The Chatham House Prize is presented annually to the person, persons or organization deemed by members of the Royal Institute of International Affairs to have made the most significant contribution to the improvement of international relations in the previous year.

This year, members voted for John Kerry and Mohammad Javad Zarif in recognition of their crucial roles, throughout 2015, in successfully negotiating the historic nuclear deal between Iran and the P5+1 – considered to be one of the most intractable diplomatic stand-offs in international affairs in the 21st century.

The deal was one that many thought impossible. Overcoming enormous technical complexity, entrenched domestic opposition in the United States and Iran and three decades of intense hostility between their two countries, Kerry and Zarif’s leadership and commitment, in particular, were imperative to sustaining and driving the negotiations to their successful conclusion.
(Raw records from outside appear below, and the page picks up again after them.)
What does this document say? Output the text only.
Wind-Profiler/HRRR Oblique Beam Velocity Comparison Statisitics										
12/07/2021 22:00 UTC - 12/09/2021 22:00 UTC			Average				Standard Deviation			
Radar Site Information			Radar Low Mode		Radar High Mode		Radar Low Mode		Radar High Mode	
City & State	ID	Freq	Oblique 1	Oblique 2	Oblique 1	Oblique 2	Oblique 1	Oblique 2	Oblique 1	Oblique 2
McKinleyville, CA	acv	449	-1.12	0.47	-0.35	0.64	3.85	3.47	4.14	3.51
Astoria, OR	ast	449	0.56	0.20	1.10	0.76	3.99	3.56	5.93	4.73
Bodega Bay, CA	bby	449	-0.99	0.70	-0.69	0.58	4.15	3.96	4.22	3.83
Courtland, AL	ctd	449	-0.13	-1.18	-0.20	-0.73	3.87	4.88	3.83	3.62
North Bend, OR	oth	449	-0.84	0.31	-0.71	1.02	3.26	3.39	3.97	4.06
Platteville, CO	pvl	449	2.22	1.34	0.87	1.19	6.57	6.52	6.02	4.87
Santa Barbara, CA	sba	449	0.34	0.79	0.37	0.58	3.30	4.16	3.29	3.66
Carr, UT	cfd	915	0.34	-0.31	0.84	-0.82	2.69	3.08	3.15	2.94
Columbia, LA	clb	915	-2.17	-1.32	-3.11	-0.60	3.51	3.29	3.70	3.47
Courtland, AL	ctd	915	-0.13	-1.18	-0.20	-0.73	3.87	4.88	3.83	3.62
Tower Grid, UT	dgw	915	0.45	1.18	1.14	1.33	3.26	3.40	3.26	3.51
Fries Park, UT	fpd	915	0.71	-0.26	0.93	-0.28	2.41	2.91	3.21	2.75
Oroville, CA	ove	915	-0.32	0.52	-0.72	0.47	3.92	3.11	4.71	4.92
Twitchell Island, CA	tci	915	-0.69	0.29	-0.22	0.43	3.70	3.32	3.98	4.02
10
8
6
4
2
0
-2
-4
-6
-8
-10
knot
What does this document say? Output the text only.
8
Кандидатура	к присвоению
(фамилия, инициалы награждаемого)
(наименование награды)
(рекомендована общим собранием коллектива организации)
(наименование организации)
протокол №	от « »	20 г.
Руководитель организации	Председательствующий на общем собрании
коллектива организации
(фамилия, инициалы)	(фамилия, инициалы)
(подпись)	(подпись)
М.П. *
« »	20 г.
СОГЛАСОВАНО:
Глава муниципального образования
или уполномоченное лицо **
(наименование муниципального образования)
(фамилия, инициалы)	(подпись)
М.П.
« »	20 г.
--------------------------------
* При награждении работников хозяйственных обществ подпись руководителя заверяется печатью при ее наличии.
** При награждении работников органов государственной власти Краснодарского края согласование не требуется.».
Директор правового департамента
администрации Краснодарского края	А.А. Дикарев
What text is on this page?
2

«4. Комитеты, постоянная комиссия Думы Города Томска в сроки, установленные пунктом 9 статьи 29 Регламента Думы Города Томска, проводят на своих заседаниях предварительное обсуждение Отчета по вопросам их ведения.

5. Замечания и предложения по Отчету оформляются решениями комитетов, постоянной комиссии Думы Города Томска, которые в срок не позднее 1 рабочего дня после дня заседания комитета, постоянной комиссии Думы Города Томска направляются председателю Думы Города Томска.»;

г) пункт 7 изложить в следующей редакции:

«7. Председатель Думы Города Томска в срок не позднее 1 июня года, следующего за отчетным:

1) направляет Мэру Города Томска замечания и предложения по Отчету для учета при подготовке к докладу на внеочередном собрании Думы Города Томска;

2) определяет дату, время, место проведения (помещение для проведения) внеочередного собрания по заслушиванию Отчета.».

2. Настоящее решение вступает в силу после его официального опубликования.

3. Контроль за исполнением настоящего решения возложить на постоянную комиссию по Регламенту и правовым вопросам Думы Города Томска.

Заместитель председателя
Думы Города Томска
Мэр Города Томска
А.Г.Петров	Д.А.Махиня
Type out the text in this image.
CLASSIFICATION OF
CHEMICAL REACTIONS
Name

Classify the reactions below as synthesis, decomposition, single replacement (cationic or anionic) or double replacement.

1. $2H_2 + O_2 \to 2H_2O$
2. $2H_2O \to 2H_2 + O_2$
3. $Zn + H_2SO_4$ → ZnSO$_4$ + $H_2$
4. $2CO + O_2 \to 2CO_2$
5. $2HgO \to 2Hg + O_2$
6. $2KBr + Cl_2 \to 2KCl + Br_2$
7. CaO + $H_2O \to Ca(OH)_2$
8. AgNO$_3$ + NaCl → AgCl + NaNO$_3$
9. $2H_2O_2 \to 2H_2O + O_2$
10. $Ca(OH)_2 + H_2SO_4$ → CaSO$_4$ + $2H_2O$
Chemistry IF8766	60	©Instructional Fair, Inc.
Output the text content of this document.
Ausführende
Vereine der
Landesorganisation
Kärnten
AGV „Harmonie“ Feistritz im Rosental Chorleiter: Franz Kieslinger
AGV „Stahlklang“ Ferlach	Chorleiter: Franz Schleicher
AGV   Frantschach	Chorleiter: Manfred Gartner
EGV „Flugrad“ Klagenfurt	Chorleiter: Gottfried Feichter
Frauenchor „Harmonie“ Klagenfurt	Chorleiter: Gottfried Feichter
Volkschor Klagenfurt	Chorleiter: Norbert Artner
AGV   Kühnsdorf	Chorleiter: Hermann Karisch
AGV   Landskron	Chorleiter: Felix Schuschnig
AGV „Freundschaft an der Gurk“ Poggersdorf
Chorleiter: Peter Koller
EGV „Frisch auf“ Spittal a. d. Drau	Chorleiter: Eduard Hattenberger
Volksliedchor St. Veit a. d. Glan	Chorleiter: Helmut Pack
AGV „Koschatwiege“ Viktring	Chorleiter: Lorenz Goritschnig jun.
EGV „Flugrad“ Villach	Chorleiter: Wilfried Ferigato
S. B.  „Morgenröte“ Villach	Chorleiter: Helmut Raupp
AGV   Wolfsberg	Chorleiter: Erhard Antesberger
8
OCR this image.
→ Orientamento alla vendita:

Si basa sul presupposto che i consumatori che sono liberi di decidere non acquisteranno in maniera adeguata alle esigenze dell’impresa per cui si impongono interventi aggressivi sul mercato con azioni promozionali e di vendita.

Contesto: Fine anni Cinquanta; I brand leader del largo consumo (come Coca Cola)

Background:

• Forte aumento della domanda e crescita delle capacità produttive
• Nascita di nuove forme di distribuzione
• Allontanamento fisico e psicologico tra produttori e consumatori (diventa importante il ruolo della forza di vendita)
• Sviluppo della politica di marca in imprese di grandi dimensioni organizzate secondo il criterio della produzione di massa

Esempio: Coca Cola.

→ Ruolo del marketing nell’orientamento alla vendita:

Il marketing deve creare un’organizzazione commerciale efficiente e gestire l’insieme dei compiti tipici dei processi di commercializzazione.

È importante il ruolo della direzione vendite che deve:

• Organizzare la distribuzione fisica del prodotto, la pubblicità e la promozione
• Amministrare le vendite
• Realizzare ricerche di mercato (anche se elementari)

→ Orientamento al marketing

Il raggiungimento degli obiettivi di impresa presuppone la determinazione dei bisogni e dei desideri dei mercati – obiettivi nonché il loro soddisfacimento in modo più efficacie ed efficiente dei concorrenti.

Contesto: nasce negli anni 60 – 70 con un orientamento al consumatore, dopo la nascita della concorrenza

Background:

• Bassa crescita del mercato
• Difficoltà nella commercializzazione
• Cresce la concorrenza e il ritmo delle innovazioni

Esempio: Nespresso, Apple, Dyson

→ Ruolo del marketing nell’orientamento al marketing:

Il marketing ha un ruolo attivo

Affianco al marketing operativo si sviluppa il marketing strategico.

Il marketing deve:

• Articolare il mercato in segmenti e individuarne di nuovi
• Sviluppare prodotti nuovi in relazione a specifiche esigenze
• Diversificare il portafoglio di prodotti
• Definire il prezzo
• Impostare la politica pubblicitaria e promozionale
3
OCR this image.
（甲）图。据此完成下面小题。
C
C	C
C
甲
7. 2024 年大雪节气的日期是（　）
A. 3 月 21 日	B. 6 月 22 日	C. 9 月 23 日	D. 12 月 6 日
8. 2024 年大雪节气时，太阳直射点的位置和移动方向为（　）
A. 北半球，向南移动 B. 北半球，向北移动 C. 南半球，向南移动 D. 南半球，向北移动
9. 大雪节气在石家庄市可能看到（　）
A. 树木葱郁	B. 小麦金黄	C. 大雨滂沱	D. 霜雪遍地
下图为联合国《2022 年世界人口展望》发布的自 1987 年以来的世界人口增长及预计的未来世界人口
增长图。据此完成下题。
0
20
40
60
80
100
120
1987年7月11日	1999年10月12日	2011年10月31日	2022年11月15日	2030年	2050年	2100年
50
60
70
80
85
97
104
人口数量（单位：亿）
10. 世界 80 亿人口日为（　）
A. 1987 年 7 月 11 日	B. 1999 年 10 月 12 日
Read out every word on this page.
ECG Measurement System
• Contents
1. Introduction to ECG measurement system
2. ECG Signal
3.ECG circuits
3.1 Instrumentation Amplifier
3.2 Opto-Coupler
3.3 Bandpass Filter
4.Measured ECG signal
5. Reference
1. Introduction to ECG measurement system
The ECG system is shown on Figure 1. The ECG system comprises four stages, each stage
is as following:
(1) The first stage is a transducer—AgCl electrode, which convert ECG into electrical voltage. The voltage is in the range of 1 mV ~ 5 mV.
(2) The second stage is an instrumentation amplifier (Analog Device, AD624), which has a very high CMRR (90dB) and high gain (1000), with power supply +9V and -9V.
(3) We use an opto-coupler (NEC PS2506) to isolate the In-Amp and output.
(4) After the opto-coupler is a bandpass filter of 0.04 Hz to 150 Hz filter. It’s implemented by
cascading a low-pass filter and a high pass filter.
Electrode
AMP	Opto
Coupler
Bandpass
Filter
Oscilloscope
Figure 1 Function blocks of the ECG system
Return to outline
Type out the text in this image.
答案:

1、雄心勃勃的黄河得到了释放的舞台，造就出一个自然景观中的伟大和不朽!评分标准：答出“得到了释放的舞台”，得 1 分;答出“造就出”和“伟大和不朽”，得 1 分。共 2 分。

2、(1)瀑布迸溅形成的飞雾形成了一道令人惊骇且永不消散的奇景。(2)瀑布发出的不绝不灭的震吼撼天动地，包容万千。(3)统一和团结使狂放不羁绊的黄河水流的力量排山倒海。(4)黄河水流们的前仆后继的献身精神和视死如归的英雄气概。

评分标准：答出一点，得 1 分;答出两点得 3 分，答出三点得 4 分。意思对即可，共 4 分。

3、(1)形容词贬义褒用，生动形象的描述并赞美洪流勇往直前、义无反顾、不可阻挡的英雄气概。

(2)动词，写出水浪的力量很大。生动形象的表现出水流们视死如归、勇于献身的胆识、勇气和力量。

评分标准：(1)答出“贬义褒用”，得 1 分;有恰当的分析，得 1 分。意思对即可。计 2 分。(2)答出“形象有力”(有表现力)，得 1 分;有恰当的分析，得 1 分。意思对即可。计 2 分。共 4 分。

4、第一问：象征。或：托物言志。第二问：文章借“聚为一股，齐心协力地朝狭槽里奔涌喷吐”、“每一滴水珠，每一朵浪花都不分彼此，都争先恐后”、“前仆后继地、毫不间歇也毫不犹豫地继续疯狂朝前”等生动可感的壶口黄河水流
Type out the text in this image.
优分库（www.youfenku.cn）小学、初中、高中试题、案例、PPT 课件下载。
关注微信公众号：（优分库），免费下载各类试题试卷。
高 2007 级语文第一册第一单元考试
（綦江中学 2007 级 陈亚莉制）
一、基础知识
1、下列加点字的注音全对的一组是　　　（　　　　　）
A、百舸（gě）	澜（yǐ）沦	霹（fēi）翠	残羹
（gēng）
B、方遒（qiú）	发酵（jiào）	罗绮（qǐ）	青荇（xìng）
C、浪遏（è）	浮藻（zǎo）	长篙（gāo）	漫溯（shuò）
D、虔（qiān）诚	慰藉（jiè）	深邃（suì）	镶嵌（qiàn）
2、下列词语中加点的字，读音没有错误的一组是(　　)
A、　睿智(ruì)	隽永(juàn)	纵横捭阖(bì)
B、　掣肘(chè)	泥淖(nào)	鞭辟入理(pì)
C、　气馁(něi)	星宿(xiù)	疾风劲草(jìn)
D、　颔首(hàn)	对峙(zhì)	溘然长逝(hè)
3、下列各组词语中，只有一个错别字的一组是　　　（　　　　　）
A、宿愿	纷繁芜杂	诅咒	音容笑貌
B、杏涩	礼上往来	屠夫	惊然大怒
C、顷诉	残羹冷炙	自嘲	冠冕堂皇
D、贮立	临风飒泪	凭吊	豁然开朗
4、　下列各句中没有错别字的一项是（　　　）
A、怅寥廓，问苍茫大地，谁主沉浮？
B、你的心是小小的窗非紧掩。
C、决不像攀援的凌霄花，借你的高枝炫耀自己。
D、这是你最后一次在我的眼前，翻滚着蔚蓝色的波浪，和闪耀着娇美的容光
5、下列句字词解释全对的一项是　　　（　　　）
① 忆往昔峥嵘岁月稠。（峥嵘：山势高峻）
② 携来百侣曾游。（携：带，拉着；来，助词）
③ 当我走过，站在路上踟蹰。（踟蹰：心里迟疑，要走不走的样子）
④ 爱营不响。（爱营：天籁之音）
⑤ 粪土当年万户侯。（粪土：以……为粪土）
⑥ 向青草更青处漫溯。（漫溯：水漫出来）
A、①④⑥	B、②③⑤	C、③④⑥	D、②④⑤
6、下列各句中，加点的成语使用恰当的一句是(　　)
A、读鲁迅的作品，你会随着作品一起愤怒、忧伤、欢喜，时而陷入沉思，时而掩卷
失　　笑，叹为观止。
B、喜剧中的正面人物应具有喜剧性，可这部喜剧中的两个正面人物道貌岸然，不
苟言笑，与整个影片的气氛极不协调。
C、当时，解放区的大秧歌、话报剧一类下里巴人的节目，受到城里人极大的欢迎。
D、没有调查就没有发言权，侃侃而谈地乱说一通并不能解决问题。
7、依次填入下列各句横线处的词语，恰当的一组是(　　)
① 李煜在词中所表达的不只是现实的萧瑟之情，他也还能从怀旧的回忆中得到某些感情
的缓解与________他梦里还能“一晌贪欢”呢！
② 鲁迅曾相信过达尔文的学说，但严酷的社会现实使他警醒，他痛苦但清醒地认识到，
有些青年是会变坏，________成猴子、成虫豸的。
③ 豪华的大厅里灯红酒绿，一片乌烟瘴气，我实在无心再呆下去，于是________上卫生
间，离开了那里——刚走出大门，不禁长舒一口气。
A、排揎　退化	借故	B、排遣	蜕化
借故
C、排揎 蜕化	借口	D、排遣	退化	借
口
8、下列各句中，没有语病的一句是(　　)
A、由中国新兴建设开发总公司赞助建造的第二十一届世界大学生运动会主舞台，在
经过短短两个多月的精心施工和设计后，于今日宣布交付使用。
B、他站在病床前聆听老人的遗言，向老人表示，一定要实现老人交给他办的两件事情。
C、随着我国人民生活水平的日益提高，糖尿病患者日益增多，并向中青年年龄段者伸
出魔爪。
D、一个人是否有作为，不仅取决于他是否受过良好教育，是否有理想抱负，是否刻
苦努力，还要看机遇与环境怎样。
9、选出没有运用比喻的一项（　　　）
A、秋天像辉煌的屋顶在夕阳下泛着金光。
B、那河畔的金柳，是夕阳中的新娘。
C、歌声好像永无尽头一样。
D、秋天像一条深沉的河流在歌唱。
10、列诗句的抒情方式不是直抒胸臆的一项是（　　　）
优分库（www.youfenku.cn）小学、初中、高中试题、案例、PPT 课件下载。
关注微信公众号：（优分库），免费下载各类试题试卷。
With the vital participation of officials from other permanent members of the UN Security Council, Germany and the EU, they secured a deal, endorsed by the UN Security Council and more than 90 countries, which was a victory for diplomacy as well as against nuclear proliferation.

Events

John Kerry at Chatham House: Chatham House Prize Presentation
31 October 2016

Mohammad Javad Zarif at Chatham House: Overcoming Regional Challenges in the Middle East
4 February 2016

Nominees

The nominees for the Chatham House Prize 2016 were:

  • Laurent Fabius, Minister of Foreign Affairs, France (2012–16) and Christiana Figueres, Executive Secretary, UN Framework Convention 
  • Attahiru Muhammadu Jega, Chairman, Independent National Electoral Commission, Nigeria (2010–15)
  • John Kerry, US Secretary of State and Dr Mohammad Javad Zarif, Iran’s Minister of Foreign Affairs

About the Chatham House Prize

The Chatham House Prize is presented to the person, persons or organization deemed by members of Chatham House to have made the most significant contribution to the improvement of international relations in the previous year.

The selection process is independent, democratic and draws on the deep knowledge of Chatham House's research teams, making the Prize a distinctive and unique award in the field of international affairs.

A short-list of nominees is selected by the institute's three presidents from a longer list submitted by the research programmes and departments in their areas of expertise. The recipient is then determined by Chatham House's broad membership base on a one-member, one-vote basis. The award is presented on behalf of the institute's patron, Her Majesty the Queen, representing the non-partisan and authoritative character of the Prize.

The Chatham House Prize was launched in 2005. Previous recipients of the Prize include Burmese democracy campaigner Aung San Suu Kyi, Médecins Sans Frontières, former US Secretary of State Hillary Clinton, and Melinda Gates, co-founder of the Bill and Melinda Gates Foundation.